The ETL process will be used to extract historical F1 data from Jolpica and store that in our database. We could also use it for current data where expensive computations are required.
This will reduce the load on our API and Jolpica and make the system more efficient.
Motivation
What does it solve:
- Removes the reliance on only a cache for F1 data and instead store it in a more durable and scalable way using a database.
- Allows us to compute metrics and store the calculations for use later on, reducing overhead on the API,
- Also allowing us to use a more durable store for data from previous seasons like driver standings, results etc. Things that will not change. Significantly reducing the amount of load we create for Jolpica.
- Provides a historical data store for analytics.
Who benefits:
- The users of the API will see faster response times and a more reliable service.
- We will see a reduction in the load on Jolpica (and giving them less to worry about) allowing us to also use our rate limit more efficiently for when we need it.
Detailed Description
Technical Details
Stack
We will use python to create the ETL process due to its ease of use and modularity.
We will combine this with:
typer
to create a CLI for the ETL process.fastapi
available to expose a REST API for the ETL process.
This will allow us to have a flexible and scalable ETL process that can be used in a variety of ways, lets explore some of the ways this is useful
- Great local development experience, we can just run the CLI to quickly populate our local database for development for whatever functionality we are testing.
- The CLI allows us to have an easy fallback to manually populate the production database if needed.

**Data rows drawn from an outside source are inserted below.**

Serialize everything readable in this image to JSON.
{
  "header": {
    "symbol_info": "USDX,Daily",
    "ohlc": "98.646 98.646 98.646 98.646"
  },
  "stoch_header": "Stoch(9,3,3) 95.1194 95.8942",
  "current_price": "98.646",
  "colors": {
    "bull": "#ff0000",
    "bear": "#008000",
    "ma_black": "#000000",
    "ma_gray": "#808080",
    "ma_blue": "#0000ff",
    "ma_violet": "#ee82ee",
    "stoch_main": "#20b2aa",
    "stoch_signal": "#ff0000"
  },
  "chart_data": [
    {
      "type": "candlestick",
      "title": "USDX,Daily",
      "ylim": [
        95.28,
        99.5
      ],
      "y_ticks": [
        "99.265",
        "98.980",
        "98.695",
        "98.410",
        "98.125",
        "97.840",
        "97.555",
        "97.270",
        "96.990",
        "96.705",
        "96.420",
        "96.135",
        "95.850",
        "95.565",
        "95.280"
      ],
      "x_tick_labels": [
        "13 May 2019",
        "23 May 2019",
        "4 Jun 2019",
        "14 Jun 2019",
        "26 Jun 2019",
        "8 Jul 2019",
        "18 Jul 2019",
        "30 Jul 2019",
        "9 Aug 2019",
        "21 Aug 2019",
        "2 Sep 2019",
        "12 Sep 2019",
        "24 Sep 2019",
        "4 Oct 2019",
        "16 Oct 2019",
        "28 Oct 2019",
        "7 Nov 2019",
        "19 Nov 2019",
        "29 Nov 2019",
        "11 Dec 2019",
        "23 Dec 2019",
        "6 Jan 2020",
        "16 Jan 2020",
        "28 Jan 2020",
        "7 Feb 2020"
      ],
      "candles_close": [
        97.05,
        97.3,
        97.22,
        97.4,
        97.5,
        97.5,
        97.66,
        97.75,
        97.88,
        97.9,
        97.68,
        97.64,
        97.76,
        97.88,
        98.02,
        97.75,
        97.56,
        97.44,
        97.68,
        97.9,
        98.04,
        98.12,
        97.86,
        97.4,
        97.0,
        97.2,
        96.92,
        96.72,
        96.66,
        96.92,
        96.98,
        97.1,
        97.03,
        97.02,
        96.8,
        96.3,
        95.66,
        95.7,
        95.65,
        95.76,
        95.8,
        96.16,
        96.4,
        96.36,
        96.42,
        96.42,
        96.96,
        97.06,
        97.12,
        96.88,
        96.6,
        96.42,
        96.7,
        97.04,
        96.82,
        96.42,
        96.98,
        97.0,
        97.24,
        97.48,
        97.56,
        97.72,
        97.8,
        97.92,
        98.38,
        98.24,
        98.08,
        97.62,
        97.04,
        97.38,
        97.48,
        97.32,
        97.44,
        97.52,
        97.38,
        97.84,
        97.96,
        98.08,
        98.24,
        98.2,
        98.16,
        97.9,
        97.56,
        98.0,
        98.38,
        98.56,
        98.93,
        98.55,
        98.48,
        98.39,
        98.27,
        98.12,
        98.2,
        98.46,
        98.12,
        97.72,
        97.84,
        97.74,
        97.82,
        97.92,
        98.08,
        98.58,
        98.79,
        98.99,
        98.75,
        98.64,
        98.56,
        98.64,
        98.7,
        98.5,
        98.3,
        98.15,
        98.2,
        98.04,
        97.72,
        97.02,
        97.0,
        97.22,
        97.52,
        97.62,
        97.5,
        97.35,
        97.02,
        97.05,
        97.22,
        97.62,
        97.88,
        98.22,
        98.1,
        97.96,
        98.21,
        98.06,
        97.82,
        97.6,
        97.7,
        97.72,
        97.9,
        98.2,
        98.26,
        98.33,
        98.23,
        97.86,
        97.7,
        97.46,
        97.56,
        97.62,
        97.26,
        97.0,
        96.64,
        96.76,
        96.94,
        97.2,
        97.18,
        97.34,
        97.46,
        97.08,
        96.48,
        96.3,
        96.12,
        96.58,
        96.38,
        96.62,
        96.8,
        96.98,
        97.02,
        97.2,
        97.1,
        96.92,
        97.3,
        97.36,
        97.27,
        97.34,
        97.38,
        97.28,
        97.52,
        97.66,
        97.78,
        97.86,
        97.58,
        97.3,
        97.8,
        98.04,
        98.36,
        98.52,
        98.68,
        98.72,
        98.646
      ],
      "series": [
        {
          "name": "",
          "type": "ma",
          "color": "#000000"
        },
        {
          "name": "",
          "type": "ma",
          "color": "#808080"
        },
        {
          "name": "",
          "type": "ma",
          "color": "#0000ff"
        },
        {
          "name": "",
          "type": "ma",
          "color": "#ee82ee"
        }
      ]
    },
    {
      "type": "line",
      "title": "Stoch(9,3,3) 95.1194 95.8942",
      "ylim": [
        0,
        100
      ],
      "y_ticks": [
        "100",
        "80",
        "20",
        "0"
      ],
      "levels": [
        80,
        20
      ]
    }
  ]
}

- The REST API will allow us to have a flexible way to populate the database for whatever data we need and make it easy to access from anywhere removing the need to have a local CLI always available.
Some other dependencies that could likely be used:
SQLModel
pydantic
Typer, FastAPI and SQLModel are all developed by @tiangolo and are all published under FastAPI's organization and have impressive compatibility with each other.
Pydantic is the a standard for many frameworks for APIs and therefore is great addition, also FastAPI is built with Pydantic as a core dependency.
We will likely need to use something like alembic
to create migrations for the database.
Structuring
Important to note here is that this will take a careful structuring in the source code to ensure that we can easily use functionality from the codebase in the CLI and API. This just means that things like typer and fastapi will be used to wrap the functionality of the codebase and is simply just exposing the functionality of the codebase to the CLI and API which is anyways a good design principle.
Database Design
NOTE: There is one thing that was missed here and that is that we will likely store Qualifying, Sprint and Sprint Qualifying data in a seperate table than the session table. This way we can continue the result table trend and create new tables that link to sprint/sprint qualifying/qualifying session tables. Session tables can probably be more accurately named as practice session table.
Implementation plan
Here is a very rough draft implementation plan:
- Create a very basic
hello world
application using typer and fastapi to get a good initial structure in place. - Create commands/endpoints for the following (NOTE that some of these steps could likely be broken down further as there will be multiple tables that can be created from the data):
- Fetching and storing races data.
- Fetching and storing constructor data.
- Fetching and storing driver data.
- Fetching and storing results data.
- Allow for different configurations to be saved to the device (to allow easy switching between local/production)
- Consume the DB that this ETL process creates from the official Lyzer API.
Continue using ETL process to create new features and data that we want to store in the DB.